O
professor Antonio Candido de Melo e Souza, que se aposentou do Departamento
de Letras da FFLCH em finais dos anos 70, é um dos últimos
representantes de uma geração de intelectuais que
marcou profundamente a cultura e a sociedade brasileiras. Nomes
como Paulo Emílio Sales Gomes, Décio de Almeida Prado,
Lourival Gomes Machado e Sérgio Buarque de Holanda
além do próprio Candido, é claro são
referências obrigatórias quando se tenta compreender
melhor o Brasil dos últimos 50, 60 anos. E todos eram também
amigos, daqueles de conviveram, estudarem juntos, trabalharem e
farrearem juntos. Nesta entrevista exclusiva ao Jornal da USP, Antonio
Candido relembra sua amizade de muitos anos com Sérgio Buarque
e fala das duas facetas marcantes do historiador centenário:
o intelectual e o brincalhão.
Jornal
da USP Quem foi Sérgio Buarque de Holanda?

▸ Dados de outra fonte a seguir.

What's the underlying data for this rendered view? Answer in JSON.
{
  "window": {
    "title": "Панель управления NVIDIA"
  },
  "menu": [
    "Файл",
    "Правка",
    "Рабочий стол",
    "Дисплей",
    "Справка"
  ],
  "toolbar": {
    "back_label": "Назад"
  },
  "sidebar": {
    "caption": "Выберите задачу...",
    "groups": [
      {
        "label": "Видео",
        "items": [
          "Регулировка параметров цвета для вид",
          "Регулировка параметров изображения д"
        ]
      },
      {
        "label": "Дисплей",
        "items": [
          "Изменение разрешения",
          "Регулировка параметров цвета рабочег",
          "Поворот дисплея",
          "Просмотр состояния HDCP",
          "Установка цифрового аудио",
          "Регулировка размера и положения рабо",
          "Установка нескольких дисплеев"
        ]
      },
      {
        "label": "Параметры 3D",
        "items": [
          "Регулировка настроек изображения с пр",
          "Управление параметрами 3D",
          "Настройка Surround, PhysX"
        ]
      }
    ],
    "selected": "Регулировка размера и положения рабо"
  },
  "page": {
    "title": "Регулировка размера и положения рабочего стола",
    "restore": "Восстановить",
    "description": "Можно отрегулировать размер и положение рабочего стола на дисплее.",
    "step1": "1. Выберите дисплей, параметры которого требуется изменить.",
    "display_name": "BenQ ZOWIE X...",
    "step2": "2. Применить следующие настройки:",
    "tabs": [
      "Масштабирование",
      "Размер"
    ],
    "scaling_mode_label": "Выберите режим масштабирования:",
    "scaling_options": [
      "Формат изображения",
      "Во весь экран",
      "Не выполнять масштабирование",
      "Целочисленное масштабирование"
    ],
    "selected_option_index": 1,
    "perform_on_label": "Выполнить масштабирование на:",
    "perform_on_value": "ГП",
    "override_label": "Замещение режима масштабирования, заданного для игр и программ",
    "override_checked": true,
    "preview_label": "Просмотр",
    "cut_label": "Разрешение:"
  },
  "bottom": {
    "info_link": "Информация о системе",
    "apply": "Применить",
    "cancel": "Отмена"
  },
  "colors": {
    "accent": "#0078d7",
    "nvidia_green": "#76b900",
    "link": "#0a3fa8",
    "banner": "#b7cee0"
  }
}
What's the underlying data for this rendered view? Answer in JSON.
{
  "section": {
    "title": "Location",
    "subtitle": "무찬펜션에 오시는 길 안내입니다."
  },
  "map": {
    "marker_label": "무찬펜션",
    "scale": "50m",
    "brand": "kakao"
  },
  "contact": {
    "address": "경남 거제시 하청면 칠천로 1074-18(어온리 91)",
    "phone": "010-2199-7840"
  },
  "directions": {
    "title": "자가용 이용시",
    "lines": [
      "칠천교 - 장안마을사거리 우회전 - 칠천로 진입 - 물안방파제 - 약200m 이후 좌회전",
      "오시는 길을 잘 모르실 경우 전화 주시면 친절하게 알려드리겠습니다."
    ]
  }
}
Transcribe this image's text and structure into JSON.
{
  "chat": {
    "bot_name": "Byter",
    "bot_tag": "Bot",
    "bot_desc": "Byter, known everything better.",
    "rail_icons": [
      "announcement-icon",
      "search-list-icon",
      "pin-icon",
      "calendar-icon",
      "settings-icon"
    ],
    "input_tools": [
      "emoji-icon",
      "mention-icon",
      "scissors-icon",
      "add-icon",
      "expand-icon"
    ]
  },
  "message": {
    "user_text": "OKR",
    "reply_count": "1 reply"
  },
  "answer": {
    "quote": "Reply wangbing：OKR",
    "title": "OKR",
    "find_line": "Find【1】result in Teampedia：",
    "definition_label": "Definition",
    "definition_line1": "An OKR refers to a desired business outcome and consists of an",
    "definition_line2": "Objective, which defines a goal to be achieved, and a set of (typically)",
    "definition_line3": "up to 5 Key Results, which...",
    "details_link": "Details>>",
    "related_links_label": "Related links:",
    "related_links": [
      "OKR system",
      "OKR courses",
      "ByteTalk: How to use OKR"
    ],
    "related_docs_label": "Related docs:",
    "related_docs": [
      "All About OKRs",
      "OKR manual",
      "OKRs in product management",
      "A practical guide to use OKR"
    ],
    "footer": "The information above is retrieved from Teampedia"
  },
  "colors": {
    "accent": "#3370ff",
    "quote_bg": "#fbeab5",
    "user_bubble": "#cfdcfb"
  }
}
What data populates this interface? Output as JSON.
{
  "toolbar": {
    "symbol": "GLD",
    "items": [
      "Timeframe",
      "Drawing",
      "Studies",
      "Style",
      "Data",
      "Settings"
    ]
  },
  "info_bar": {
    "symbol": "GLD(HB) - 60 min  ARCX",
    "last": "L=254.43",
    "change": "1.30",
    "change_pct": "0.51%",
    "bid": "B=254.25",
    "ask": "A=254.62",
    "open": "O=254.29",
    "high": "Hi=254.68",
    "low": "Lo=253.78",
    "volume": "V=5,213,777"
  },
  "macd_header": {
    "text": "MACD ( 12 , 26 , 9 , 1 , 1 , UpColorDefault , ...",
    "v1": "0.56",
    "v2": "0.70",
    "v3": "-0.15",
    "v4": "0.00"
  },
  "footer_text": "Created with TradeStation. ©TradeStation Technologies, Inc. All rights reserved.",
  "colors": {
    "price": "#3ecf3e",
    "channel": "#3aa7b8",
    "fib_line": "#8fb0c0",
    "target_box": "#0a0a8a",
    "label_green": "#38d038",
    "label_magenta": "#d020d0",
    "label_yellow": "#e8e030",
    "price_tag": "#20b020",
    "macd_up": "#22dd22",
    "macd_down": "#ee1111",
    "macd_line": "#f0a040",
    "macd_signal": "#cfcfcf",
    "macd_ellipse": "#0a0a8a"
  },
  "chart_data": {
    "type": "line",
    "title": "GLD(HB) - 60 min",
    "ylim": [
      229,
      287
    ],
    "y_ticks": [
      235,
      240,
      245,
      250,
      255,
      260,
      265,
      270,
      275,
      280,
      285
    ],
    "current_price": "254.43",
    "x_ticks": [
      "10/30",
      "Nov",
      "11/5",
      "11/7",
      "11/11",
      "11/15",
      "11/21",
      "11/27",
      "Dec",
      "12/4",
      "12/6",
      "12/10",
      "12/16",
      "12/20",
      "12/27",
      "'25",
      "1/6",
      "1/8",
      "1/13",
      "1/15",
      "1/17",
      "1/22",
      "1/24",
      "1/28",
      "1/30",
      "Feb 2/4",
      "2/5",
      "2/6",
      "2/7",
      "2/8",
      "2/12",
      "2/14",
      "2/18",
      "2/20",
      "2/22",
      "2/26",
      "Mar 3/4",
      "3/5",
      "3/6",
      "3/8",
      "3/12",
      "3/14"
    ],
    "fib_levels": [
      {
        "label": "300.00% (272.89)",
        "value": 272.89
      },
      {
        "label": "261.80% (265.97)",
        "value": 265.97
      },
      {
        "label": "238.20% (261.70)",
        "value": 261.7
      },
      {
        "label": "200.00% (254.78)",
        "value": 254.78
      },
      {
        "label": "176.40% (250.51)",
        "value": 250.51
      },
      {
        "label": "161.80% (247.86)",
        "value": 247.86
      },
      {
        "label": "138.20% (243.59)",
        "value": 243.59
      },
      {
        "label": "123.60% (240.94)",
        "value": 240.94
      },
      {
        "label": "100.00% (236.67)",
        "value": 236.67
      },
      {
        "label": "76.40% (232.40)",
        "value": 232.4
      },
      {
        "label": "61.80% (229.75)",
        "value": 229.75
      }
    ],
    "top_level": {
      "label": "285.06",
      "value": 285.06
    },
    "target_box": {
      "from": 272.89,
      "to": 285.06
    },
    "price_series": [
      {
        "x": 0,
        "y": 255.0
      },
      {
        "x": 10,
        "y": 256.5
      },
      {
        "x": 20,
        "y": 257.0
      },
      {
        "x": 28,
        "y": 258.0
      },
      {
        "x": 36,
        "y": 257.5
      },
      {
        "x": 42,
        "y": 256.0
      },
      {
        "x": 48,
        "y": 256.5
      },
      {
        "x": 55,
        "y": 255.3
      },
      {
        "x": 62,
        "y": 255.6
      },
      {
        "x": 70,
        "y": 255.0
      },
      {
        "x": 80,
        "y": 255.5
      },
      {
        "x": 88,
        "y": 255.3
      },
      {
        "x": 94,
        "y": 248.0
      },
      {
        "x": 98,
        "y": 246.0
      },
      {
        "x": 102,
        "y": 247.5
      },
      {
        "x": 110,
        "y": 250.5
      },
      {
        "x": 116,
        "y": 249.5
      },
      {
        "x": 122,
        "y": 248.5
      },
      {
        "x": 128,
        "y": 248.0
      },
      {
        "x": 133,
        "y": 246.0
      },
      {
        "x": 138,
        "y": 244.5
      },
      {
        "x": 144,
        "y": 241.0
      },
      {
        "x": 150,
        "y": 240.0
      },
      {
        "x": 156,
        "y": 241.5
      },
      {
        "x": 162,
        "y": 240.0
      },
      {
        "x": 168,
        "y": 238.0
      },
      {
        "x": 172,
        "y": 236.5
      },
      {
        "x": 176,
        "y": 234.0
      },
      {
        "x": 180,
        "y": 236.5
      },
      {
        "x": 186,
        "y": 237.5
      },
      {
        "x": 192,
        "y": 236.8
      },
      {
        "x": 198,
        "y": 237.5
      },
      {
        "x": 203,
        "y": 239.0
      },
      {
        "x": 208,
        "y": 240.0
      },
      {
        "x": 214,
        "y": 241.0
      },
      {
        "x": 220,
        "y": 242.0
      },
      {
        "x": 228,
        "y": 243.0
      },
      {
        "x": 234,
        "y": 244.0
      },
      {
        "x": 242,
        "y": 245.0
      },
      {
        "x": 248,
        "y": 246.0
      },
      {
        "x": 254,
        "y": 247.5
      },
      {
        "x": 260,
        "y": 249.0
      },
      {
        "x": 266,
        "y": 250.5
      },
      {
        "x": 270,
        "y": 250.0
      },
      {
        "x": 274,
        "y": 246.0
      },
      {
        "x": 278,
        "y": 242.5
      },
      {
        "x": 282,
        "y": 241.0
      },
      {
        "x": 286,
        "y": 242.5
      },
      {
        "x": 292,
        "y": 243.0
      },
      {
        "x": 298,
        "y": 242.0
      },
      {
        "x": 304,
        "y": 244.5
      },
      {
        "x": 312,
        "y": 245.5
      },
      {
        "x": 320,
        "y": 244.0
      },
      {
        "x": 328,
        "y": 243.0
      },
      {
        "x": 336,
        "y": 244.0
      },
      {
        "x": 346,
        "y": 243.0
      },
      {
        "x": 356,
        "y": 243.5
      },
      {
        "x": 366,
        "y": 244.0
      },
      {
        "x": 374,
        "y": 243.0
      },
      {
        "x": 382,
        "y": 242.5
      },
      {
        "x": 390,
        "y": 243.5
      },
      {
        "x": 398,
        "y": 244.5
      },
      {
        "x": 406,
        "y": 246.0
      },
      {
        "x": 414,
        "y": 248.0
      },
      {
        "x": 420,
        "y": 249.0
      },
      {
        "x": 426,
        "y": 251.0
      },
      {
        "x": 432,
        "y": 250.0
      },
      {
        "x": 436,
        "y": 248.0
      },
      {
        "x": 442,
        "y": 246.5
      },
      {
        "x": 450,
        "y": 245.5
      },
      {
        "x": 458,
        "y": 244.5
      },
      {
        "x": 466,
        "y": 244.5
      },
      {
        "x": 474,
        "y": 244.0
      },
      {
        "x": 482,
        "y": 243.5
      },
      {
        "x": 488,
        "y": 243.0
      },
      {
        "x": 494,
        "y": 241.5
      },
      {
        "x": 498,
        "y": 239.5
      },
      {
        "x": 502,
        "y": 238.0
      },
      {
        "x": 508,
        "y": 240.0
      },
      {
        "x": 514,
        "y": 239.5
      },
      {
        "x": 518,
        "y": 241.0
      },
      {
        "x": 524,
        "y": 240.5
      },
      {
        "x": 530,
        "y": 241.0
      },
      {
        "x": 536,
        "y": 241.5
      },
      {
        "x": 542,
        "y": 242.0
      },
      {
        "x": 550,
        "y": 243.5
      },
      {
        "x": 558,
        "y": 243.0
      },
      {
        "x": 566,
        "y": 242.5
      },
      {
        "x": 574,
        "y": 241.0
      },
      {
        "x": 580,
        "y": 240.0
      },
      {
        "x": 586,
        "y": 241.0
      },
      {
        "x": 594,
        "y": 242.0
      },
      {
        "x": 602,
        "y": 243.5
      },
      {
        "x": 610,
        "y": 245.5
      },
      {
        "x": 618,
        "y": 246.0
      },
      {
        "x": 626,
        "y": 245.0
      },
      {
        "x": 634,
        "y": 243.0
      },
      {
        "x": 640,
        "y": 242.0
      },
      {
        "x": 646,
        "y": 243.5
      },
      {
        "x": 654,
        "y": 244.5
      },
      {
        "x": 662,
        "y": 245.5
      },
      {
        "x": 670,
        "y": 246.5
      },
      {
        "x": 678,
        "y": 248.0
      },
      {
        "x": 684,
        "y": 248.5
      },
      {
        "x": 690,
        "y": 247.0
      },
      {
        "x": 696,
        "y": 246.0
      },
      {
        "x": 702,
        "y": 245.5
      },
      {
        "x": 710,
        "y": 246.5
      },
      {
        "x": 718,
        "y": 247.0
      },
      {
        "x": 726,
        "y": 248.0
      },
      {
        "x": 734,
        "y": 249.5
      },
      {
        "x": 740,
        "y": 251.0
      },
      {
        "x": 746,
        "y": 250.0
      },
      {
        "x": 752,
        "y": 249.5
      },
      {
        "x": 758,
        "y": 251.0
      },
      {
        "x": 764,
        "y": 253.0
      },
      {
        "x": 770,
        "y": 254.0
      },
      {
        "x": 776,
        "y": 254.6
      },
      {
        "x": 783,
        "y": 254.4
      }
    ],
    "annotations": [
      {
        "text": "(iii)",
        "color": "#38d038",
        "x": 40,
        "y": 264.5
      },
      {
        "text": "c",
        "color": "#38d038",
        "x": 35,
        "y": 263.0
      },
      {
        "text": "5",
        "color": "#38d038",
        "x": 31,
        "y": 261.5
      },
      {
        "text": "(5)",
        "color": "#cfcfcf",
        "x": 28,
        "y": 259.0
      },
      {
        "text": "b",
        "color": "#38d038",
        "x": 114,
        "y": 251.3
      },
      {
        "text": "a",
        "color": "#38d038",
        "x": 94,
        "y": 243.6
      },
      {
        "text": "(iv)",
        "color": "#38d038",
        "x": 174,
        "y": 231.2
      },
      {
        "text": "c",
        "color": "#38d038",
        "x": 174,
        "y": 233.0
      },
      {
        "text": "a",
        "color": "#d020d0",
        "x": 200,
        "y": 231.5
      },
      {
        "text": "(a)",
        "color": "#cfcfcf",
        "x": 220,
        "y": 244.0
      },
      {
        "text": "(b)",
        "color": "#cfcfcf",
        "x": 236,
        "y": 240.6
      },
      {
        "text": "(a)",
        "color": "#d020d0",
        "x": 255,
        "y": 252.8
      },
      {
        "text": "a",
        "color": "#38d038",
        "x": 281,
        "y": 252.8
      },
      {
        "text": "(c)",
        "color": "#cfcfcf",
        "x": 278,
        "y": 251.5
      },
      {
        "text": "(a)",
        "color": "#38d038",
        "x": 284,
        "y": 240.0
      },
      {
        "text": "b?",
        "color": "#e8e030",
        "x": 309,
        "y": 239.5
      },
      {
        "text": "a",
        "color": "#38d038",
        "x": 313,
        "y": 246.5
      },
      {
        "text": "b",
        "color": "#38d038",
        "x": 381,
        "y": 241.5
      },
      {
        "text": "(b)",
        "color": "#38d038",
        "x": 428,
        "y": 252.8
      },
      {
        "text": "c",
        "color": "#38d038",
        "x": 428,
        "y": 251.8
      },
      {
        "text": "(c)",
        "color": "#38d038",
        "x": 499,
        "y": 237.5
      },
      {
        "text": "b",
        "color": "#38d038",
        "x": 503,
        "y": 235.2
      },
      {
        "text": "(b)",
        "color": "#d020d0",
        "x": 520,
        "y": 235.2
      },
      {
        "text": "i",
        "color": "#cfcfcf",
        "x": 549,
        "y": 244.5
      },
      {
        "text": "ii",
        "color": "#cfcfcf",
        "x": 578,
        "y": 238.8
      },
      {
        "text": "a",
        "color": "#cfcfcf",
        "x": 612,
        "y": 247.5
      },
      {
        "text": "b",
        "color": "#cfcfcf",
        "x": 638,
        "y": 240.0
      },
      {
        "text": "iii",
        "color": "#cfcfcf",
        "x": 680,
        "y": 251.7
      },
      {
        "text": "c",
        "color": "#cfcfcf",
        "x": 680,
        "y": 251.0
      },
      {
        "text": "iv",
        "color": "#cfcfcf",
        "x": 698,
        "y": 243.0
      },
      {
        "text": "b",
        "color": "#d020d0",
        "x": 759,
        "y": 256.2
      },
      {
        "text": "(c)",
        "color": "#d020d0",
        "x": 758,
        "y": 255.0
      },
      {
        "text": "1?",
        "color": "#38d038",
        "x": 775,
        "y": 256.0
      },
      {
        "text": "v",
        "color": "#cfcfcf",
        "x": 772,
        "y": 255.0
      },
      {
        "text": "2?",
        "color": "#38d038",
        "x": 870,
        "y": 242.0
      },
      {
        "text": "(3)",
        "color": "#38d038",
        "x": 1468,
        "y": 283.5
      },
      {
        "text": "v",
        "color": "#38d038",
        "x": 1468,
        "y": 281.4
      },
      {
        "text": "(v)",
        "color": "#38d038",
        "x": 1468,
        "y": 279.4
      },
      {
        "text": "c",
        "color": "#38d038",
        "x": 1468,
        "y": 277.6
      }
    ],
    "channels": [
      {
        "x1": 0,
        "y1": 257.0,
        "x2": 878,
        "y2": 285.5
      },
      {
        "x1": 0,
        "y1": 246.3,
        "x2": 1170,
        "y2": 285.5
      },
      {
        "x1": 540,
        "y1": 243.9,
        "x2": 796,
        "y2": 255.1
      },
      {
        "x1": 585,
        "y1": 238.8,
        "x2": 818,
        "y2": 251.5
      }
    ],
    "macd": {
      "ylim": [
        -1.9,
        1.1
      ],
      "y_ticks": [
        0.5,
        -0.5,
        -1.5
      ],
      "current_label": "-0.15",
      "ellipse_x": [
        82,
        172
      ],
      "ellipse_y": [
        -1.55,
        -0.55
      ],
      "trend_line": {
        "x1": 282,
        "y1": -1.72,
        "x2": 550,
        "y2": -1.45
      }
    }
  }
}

Antonio Candido Sérgio Buarque de Holanda
foi dos homens mais interessantes que eu vi na minha vida, por causa
das qualidades aparentemente contraditórias.
JUSP
Quais seriam elas?
Candido Um homem de uma capacidade de reflexão,
de concentração fora do comum e um grande boêmio.
Um homem que encarava os problemas com uma seriedade, como eu tenho
visto poucas pessoas encararem, e extremamente moleque. Um grande
gozador. Vou contar um exemplo que hoje não é mais
segredo. Ele, jovem na Alemanha, teve um filho com uma moça
alemã. Ele veio embora para cá e o filho ficou por
lá. Mais tarde, muito tempo depois, tentaram localizar o
rapaz, mas não conseguiram. E Sérgio sempre teve aquele
jeito estrangeiro. Então, perguntavam: Professor, o
senhor é filho de alemão?. E ele respondia:
Não, sou pai de alemão.
JUSP
Que outras histórias poderiam caracterizar esse lado
brincalhão dele?
Candido Quando ele fez 60 anos, houve uma grande festa nasua
casa, na rua Buri. Fernando Henrique estava lá e se divertiu
muito. Numa certa hora, nós já tínhamos tomado
lá uns tantos uísques, o Sérgio Buarque começou
a cantar uma música alemã da qual ele gostava muito.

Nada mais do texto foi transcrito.